L’ouverture d’une ligne verte où l’on trouvera des psy extérieurs à l’entreprise et la suspension jusqu’à la fin octobre des mutations : voilà la réponse du PDG de France Telecom à la vague de suicides – 24 en 18 mois- qui se multiplient dans son entreprise. On ne sait s’il faut évoquer le dérisoire ou le cynisme de la réponse qui survient après un long déni du drame qui se joue à France Telecom. Et en tous cas ce ne sera pas suffisant pour enrayer cette souffrance au travail portée jusqu’à l’extrême. Car ce sont les fondements mêmes de l’organisation du travail qui sont en cause.
Depuis sa privatisation en 1996, France Telecom a supprimé 70.000 emplois – dont 22.000 dans les trois dernières années- et a modifié profondément le cadre de son organisation avec pour but exclusif une rentabilité maximale dans un contexte de concurrence forcenée.

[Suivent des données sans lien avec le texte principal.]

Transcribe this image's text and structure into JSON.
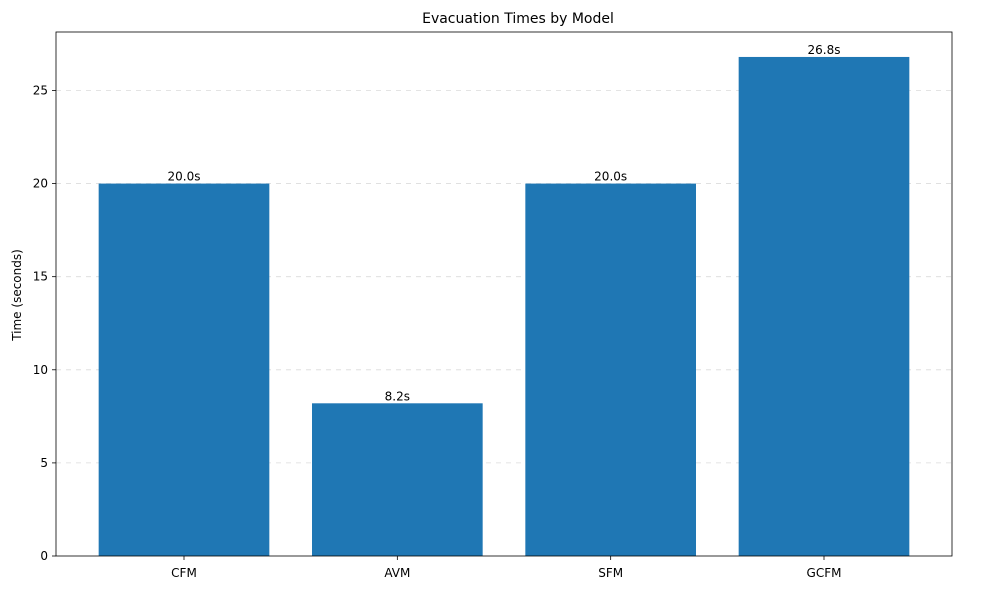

Cela signifie une augmentation considérable de l’exigence de rentabilité, la disparition d’équipes complètes, une mobilité permanente et en fait l’affrontement violent d’une culture professionnelle, issue du service public et d’une logique de profit immédiat et sans limites. Chez France Telecom qui veut encore supprimer des emplois, il demeure 65 % de fonctionnaires que l’on ne peut licencier facilement. D’où la pression permanente pour faire partir ceux dont on veut se débarrasser, cela passe par la précarisation, les mutations forcées et le harcèlement. Cela a produit une souffrance au travail à son stade ultime, la mort. Pour la psychanalyste Marie Pezé, spécialiste de la souffrance au travail, « c’est là le signe le plus évident de la perte du vivre ensemble. C’est aussi la solitude forgée par les organisations du travail mise en place depuis 20 ans avec le démantèlement des équipes, les entretiens d’évaluations et la mise en concurrence des travailleurs. »
Mais France Telecom n’est pas un exemple isolé. Ces méthodes d’organisations du travail sont aujourd’hui dominantes dans notre société. Et partout la même logique est à l’œuvre. La question de la pénibilité du travail et celle de sa précarisation sont devenues des questions vitales pour de très larges catégories de salariés. D’autant que le débat collectif est écarté au profit d’une individualisation des problèmes sociaux. Comment s’étonner dés lors que face à l’accroissement conjugué des cadences, des responsabilités et de la précarité, le travailleur éprouve de plus en plus le sentiment d’une solitude tragique face à une épreuve insurmontable.